To help wheelchair users on and off trains, a bridge plate is used for high platforms, and mobile lifts for low level platforms. You will then have the option to stay in your wheelchair, or transfer to an accessible seat with your wheelchair stored closeby. Amtrak advise that wheelchair users request assistance on booking, or alternatively arrive at the station as early as possible.
Public Transport and Accessibility in the U.K.
In the U.K., the Disability Discrimination Act sets standards for all forms of public transport. Since 2001, U.K. public buses are accessible, including low floor buses with access ramps. The U.K.-wide coach service National Express is currently working with the Department for Transport on providing wheelchair accessible vehicles, and they provide a list of current accessible routes. There is a Disabled Persons Travel Helpline for enquiries – National Express asks for 24 hours notice of any assistance required.

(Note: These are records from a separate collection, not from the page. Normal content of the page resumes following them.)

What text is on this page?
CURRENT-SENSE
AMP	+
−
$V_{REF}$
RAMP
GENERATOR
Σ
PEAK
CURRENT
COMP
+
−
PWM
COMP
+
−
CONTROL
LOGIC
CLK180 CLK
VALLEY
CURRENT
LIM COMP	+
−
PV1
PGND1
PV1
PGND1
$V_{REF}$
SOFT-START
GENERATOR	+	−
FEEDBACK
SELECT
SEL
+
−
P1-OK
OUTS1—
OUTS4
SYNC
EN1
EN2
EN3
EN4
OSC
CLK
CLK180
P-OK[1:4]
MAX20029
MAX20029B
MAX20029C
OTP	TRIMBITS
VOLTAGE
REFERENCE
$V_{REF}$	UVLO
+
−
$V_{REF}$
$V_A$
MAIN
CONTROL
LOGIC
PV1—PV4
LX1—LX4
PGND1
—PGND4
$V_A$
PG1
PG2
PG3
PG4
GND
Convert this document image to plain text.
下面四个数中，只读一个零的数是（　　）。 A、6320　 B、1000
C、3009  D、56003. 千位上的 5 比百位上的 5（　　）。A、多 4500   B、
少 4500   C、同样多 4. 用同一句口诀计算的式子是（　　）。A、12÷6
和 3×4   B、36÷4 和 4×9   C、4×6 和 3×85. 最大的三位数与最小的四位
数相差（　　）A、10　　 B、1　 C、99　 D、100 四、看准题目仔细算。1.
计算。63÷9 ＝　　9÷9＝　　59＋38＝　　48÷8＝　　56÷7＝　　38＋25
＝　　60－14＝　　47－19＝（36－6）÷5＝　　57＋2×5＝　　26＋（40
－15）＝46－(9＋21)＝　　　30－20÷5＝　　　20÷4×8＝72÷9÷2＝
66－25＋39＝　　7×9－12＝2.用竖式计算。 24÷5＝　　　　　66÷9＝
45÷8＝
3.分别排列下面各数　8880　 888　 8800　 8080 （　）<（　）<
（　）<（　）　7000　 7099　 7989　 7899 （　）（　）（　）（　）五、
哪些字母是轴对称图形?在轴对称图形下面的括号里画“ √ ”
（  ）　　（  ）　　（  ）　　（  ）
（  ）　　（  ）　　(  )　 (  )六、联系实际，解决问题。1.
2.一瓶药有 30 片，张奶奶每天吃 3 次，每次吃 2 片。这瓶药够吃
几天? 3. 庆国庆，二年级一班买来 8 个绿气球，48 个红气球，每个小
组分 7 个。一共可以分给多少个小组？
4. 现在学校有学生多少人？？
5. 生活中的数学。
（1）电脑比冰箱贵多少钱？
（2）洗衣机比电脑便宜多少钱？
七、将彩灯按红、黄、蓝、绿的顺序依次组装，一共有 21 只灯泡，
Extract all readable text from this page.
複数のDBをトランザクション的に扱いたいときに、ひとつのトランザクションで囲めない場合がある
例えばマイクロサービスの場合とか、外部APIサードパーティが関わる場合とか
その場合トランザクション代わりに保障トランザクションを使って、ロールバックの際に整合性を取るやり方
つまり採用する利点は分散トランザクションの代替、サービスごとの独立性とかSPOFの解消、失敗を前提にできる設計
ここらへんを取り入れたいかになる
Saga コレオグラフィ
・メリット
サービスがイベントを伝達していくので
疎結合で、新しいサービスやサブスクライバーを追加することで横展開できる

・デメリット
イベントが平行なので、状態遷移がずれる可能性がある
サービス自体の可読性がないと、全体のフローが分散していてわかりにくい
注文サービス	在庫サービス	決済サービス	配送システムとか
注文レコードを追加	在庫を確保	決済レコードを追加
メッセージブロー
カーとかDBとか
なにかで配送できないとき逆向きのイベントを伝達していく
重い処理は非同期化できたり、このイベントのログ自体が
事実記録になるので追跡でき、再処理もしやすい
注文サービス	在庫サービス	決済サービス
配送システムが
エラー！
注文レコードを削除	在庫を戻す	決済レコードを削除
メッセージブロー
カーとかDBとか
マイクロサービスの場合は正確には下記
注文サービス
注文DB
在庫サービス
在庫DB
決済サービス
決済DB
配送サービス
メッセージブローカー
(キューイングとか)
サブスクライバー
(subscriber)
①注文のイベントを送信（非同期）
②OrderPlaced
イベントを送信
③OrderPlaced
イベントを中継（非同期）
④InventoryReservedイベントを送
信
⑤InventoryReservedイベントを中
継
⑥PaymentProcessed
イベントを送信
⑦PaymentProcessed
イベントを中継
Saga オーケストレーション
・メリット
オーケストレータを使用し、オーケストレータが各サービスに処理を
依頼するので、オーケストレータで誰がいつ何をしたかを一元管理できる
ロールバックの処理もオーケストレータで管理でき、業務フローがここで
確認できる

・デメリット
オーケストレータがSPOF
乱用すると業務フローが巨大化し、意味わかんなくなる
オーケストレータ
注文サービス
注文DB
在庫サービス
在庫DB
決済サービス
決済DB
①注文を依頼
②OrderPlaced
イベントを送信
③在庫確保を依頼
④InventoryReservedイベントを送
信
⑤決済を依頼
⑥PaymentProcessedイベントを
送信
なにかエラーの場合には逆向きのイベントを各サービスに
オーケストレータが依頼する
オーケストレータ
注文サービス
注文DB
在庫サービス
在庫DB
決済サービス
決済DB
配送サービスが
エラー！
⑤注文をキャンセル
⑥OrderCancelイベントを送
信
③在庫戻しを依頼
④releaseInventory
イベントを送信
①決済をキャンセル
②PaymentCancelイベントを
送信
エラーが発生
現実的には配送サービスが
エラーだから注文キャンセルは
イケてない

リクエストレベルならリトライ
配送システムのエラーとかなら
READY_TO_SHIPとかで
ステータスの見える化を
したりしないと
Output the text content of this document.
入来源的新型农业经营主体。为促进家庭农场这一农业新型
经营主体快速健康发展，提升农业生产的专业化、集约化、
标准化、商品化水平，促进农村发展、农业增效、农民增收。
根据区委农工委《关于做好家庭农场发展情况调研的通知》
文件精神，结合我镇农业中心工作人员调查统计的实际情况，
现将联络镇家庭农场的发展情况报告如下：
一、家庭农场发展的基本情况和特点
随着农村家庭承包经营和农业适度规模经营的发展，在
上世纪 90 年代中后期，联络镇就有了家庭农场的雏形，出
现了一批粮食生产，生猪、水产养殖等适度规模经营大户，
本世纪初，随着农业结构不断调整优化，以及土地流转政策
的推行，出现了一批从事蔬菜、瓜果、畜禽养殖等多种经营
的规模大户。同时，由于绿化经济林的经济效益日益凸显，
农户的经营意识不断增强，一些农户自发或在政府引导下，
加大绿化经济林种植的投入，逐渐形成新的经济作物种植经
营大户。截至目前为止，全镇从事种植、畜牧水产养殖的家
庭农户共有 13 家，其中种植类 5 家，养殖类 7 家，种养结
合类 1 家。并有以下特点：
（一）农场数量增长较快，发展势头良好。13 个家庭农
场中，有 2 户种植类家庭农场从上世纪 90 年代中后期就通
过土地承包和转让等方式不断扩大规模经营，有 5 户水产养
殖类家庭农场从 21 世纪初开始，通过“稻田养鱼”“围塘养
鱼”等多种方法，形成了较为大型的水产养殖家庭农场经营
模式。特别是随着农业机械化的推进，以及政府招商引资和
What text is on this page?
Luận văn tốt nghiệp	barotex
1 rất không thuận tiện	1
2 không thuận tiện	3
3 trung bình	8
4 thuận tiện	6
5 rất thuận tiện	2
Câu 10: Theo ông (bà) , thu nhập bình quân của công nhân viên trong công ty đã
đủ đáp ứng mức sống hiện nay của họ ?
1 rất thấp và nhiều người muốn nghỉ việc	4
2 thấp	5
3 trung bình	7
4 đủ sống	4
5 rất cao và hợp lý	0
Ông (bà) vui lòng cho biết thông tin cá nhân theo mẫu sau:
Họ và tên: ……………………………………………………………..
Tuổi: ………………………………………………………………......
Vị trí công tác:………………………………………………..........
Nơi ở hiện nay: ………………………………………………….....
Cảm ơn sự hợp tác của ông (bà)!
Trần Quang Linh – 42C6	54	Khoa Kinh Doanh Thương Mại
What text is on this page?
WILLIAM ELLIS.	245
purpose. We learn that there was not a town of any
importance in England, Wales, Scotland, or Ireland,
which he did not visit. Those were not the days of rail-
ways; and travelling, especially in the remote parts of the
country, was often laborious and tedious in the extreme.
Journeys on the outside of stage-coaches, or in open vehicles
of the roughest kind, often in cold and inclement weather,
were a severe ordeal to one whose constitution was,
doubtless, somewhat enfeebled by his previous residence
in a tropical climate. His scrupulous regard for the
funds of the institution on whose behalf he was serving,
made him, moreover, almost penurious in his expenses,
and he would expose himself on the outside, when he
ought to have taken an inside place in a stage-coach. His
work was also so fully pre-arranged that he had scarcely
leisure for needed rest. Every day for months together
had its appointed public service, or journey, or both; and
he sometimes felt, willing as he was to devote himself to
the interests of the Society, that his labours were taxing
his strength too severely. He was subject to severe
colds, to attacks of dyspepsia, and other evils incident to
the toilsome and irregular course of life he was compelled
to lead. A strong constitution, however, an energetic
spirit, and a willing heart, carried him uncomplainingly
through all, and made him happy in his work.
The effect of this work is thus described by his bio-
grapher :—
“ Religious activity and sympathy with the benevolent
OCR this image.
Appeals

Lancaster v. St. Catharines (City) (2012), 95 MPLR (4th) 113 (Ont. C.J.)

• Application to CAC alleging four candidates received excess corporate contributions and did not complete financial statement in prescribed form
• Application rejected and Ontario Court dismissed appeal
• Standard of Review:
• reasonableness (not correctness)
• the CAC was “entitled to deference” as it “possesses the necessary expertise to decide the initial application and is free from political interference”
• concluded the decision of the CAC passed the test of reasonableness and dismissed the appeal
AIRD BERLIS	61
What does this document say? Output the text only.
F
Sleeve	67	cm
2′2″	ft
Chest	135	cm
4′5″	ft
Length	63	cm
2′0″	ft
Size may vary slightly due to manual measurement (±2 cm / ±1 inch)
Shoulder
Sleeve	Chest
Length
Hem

All trains in the U.K. were made accessible in 2004, but will not be fully compliant until 2040. Typically, trains have a limited number of wheelchair spaces, and National Rail advise booking in advance. Not all train stations are accessible to wheelchair users; most larger stations are, but smaller stations cannot guarantee accessibility and are not always manned by staff – reducing the chances of assistance. In most stations, assistance is provided and station staff should help wheelchair users to get on or off the train, via a ramp.
In summary, both the U.K. and the U.S. are working towards greater accessibility on public transport for wheelchair users, with better facilities and wheelchair accessible vehicles. It is always advised to contact the travel provider in advance of your journey to discuss any special requirements, allowing time for preparation if needed.